Kendari, Sultrademo.co – Gerakan Mahasiswa Nasional Indonesia (GMNI) Kota Kendari serukan solidaritas sesama elemen baik mahasiswa, pemuda dan masyarakat untuk merespon yang sedang berlangsung dan carut carut sekarang ini.
Ketua DPC GMNI Kendari, Rasmin Jaya menuturkan, hal tersebut akan terjadi gelombang massa yang cukup besar, atas dasar kekecewaan masyarakat terhadap sistem pemerintahan yang sedang berjalan saat ini. “Saya melihat fenomena gerakan mahasiswa kali ini bukan jumlah besarnya tapi solidaritas untuk merespon situasi bangsa dan dinamika politik yang tidak menginginkan dinasti dan oligarki terus melanggengkan kekuasaan,” tuturnya. (23/08)

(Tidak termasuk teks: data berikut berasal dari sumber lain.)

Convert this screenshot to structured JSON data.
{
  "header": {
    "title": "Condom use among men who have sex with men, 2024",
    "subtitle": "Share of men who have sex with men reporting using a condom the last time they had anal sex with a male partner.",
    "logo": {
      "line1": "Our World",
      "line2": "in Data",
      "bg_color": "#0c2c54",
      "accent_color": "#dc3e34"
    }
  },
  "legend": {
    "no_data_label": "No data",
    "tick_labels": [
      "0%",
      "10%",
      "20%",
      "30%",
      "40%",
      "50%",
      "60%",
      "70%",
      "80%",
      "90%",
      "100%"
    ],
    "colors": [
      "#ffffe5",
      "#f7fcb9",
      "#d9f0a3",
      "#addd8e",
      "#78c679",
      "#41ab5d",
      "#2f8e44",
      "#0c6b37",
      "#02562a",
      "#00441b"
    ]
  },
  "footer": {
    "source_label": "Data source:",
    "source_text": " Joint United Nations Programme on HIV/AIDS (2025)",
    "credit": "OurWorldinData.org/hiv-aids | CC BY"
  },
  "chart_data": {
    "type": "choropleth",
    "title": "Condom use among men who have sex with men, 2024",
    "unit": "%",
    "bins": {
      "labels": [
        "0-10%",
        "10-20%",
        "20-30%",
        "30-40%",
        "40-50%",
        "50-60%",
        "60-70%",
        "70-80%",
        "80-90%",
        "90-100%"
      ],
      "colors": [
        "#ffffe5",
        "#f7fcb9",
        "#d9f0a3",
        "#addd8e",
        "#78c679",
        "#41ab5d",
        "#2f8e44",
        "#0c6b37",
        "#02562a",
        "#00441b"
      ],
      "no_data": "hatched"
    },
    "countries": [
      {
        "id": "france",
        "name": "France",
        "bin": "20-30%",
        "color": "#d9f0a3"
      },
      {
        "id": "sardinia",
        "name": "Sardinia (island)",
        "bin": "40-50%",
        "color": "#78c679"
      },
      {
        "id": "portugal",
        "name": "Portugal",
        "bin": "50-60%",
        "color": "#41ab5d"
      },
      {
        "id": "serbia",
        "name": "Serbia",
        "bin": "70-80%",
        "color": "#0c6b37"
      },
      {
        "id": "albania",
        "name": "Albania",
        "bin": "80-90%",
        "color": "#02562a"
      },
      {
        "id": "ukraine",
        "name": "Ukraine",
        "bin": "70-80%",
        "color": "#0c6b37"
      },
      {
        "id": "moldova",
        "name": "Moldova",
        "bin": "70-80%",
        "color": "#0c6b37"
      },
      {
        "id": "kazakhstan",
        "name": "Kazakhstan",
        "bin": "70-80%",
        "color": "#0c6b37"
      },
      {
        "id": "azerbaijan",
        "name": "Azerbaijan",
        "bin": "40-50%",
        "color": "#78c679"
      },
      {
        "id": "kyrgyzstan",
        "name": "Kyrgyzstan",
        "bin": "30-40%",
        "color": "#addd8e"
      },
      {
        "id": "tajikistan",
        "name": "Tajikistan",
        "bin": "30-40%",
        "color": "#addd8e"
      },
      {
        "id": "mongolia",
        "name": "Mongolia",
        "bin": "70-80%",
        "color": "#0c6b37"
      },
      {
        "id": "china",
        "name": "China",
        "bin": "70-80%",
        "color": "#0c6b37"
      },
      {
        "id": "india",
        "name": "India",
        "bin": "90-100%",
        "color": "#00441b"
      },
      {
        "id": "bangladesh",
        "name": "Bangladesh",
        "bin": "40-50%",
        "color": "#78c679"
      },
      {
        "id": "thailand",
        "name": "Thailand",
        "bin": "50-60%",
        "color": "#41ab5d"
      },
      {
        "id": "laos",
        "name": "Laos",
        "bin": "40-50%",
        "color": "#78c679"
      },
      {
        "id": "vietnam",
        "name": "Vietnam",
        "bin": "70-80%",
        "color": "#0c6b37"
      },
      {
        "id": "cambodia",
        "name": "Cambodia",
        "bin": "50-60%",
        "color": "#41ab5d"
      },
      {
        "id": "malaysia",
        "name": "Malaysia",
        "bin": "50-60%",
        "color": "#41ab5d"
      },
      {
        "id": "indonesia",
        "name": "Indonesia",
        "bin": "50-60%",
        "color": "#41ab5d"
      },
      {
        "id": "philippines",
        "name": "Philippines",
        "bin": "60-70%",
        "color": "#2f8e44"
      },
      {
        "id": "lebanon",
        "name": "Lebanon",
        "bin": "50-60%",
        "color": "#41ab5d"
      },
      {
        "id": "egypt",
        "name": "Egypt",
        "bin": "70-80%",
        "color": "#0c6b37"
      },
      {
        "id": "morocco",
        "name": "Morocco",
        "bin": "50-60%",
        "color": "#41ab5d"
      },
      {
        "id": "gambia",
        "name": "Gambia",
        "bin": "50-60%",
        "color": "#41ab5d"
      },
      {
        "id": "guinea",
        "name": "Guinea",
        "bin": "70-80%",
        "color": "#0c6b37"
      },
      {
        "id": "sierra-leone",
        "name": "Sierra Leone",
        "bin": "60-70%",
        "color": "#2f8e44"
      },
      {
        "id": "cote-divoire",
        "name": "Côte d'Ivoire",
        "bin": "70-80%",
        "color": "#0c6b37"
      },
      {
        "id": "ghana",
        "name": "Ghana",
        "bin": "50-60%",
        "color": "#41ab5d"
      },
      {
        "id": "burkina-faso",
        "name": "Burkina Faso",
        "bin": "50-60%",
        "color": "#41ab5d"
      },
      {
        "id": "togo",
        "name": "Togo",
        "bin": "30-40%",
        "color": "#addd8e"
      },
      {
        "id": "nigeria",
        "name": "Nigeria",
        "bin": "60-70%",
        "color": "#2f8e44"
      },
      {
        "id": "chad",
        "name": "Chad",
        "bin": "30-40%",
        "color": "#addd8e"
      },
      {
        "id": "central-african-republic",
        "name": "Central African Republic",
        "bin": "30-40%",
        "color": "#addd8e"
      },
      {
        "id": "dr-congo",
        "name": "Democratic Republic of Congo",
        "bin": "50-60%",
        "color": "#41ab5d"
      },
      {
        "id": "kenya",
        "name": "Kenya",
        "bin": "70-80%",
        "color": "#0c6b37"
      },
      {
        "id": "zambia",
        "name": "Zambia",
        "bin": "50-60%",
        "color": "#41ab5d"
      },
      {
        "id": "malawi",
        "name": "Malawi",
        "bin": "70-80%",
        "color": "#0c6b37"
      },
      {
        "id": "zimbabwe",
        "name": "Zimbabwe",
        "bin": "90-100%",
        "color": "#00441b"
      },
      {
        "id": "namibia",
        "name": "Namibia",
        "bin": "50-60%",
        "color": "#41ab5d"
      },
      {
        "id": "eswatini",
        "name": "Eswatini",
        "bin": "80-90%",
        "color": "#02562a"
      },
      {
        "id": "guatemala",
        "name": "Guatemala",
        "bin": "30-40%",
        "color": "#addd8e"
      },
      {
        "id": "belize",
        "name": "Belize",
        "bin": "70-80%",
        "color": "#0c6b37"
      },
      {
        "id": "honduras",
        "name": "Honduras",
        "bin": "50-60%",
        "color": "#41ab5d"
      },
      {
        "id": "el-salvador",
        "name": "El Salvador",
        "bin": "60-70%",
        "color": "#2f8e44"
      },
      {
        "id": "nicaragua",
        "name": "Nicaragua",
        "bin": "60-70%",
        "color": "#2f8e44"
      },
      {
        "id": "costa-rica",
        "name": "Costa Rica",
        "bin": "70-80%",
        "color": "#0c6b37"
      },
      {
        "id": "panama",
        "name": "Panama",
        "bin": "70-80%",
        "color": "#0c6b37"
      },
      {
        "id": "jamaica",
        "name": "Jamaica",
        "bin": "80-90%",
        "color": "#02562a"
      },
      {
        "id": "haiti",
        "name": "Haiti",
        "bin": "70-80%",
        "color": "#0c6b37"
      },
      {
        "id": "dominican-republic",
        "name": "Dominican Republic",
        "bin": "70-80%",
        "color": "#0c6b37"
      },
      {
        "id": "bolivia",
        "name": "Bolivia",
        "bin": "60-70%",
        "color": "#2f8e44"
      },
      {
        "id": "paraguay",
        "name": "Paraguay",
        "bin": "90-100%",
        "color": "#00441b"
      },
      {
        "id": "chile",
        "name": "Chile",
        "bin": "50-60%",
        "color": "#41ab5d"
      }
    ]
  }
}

Ini menunjukkan unsur unsur mahasiswa yang turun memang yang punya basis dan organ yang mengakar di kampusnya masing masing. Yang sudah terlatih berorganisasi dan membuat jejaring. Sekaligus terbiasa taat barisan dan disiplin. Tanpa harus kehilangan wataknya sebagai anak anak muda.
“Tetapi meksipun demikian, gerakan mahasiswa juga harus tetap waspada dan hati-hati agar tidak terus menerus menjadi korban dari represif aparat dan elit politik yang berpotensi menunggangi gerakan tersebut,” Bebernya.
Inilah yang membuat arus gerakan massif, meski terpencar di berbagai titik dan wilayah, namun terorganisir dengan baik, berdisiplin dan satu komando.
Hal ini membuktikan organ organ ekstra kampus yang hingga kini masih secara konstan melakukan kaderisasi kepemimpinan secara reguler baik tingkat dasar dan menengah, masih tetap jadi rujukan dan referensi dalam menyusun perangkat dan sarana aksi gerakan.
Melalui putusan Nomor 60/PUU-XXII/2024, MK mengabulkan sebagian gugatan dari Partai Buruh dan Partai Gelora soal UU Pilkada.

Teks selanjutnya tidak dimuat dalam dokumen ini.